# HELP Please! "This appears to be a duplicate or automatically created back of your catalog"



## jasonmblaydes (May 16, 2019)

I just moved my catalog over from my laptop to a desktop that I built for lightroom.  I got all of the photo files moved over, and I used the catalog file that was in my OneDrive.  Now after importing new photos into lightroom on my desktop, I'm getting this error message.  I can't seem to figure out how to fix this.  The laptop has been signed out of my Adobe account all together.  I even had Adobe tech support log into my computer to try to fix it... they were the worst and were zero help.

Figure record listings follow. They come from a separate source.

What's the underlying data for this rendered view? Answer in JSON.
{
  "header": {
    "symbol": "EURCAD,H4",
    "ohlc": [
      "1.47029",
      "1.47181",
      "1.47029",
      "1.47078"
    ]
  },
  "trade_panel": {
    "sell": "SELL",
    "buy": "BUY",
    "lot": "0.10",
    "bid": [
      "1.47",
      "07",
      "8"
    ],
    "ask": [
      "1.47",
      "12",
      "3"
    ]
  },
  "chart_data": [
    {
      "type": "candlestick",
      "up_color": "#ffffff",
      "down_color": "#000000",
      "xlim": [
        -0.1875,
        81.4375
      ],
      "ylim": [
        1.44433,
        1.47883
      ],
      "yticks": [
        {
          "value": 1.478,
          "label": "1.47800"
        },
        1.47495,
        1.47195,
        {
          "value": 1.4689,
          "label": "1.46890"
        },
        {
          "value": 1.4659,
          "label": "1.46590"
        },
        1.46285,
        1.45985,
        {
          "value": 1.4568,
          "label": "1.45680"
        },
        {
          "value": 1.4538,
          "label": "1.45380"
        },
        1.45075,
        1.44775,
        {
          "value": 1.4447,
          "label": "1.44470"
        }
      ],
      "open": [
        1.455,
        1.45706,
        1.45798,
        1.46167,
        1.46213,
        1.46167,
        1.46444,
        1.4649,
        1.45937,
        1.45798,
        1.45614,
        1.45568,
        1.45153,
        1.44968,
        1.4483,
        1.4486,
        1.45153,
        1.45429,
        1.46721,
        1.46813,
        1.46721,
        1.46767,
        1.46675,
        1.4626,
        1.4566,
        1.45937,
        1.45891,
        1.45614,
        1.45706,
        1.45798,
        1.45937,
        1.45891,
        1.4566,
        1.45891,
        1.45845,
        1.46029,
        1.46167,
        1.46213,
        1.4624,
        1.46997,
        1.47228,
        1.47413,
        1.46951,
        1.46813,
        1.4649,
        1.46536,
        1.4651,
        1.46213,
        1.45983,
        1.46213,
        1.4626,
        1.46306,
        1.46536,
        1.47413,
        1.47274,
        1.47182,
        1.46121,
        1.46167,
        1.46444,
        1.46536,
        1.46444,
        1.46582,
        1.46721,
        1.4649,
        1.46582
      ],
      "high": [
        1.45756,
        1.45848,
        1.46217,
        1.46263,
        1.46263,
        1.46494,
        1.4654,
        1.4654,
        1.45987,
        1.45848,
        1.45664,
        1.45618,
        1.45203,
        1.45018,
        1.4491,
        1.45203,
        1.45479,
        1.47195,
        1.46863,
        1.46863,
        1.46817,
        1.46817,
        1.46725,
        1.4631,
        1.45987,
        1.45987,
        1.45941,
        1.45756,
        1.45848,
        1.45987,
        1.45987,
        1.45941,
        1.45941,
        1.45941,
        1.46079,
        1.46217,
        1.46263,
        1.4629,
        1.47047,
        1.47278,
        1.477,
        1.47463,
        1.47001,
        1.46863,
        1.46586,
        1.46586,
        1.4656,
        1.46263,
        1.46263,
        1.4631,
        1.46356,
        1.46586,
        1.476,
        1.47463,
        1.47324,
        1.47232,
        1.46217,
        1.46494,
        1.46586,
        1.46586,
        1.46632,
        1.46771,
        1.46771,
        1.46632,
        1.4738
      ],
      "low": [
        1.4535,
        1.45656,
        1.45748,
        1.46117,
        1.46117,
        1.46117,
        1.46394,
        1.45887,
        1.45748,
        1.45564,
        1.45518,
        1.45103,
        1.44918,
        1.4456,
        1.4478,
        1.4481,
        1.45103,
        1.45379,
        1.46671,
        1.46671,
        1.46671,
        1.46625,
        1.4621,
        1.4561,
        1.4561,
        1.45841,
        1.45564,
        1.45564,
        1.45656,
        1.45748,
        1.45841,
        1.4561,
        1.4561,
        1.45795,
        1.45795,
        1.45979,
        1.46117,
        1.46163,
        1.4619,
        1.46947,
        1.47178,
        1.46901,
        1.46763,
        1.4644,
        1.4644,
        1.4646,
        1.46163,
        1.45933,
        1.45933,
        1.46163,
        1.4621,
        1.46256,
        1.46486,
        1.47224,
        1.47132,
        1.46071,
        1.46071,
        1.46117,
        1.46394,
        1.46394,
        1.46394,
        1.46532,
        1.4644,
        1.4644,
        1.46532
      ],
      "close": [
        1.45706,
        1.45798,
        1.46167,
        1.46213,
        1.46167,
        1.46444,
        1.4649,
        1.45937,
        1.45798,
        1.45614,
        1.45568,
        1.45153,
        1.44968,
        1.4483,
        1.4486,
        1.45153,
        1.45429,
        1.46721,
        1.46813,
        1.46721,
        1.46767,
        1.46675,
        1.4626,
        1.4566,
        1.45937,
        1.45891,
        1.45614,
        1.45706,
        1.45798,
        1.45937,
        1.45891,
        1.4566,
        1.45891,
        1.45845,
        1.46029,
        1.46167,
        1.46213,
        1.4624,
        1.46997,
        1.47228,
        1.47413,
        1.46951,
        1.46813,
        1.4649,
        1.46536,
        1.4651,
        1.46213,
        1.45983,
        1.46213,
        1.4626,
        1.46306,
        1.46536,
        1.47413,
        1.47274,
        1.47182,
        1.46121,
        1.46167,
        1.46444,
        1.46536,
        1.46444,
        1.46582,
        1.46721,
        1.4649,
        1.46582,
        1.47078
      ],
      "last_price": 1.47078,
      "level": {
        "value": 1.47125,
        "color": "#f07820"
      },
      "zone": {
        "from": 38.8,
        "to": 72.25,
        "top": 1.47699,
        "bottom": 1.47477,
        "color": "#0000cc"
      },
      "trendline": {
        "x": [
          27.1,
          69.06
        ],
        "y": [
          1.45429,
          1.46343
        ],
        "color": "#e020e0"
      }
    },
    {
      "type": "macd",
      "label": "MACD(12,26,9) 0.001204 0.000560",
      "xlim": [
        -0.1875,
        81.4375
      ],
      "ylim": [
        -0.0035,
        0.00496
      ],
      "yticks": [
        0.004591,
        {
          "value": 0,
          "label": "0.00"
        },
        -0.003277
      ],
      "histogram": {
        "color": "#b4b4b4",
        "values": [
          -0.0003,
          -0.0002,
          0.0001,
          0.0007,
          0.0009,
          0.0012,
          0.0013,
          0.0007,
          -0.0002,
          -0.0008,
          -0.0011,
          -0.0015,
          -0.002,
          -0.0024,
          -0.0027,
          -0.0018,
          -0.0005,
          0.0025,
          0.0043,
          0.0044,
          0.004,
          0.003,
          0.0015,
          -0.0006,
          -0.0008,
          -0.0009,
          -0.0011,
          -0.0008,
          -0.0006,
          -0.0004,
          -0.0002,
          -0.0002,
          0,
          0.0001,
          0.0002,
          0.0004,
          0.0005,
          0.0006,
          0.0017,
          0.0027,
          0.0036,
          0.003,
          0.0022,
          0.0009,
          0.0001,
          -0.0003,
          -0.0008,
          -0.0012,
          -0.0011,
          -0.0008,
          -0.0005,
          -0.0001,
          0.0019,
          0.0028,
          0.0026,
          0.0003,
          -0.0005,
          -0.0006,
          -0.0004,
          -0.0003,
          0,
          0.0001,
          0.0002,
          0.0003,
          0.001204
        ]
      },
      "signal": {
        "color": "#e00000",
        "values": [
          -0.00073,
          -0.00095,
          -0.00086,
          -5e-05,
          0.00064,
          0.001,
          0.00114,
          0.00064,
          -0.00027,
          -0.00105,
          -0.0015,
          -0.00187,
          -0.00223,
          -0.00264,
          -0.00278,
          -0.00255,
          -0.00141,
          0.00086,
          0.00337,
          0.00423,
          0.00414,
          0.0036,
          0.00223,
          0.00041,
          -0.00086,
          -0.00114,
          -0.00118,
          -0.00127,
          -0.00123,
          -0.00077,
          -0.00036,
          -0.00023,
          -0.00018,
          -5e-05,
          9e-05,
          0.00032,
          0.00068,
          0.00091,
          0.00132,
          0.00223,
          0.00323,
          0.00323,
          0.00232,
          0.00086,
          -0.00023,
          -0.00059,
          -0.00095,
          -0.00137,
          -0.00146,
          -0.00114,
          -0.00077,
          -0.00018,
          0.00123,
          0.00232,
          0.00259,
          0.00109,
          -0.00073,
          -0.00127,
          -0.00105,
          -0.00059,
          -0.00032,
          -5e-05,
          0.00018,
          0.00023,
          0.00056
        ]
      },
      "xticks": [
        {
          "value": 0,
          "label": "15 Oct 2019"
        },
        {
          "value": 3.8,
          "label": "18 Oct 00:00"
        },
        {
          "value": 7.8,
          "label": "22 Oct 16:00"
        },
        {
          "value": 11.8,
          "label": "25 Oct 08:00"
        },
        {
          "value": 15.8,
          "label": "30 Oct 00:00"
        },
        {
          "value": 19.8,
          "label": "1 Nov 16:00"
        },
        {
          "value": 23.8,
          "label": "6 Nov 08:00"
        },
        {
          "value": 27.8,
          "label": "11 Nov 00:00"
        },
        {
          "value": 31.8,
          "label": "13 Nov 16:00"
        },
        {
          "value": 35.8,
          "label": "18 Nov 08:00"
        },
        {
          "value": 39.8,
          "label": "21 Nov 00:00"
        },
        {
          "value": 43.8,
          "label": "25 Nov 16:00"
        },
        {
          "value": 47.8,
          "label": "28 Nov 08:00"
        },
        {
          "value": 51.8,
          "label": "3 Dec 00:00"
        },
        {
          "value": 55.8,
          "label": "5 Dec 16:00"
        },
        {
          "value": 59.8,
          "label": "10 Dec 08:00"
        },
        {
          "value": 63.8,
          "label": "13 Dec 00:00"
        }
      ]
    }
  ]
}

Please someone help me get my catalog to sync up to the cloud. 

Thank you.


----------



## Victoria Bampton (May 16, 2019)

Hi Jason, welcome to the forum!

Have you tried what it suggests? Restart Lightroom and then click on the identity plate and enable sync again.


----------



## jasonmblaydes (May 16, 2019)

I do appreciate  the reply, but yes, I've restarted it many times. There's a conflict or corruption in a file somewhere. I just can't seem to chase it down and need some help.  Thanks again.


----------



## Victoria Bampton (May 16, 2019)

So what happens when you click to enable sync? Or does this come up every single time before you can do that?


----------



## jasonmblaydes (May 16, 2019)

Yes, this message comes up every time. It never syncs.


----------



## jasonmblaydes (May 16, 2019)

I found this over at the Adobe forum:  https://forums.adobe.com/thread/2373179

I'm going to try this tonight when I get home and post and update to let everyone know if it worked or not.  Hopefully it does and it can be used by others for future reference.  I'll let you know... fingers crossed!


----------



## jasonmblaydes (May 16, 2019)

It worked!!! Deleting the directory *Sync.lrdata*  solved the issue and now my LR that I moved to my desktop is syncing!


----------



## Victoria Bampton (May 17, 2019)

Oh well done Jason! You beat me to it!


----------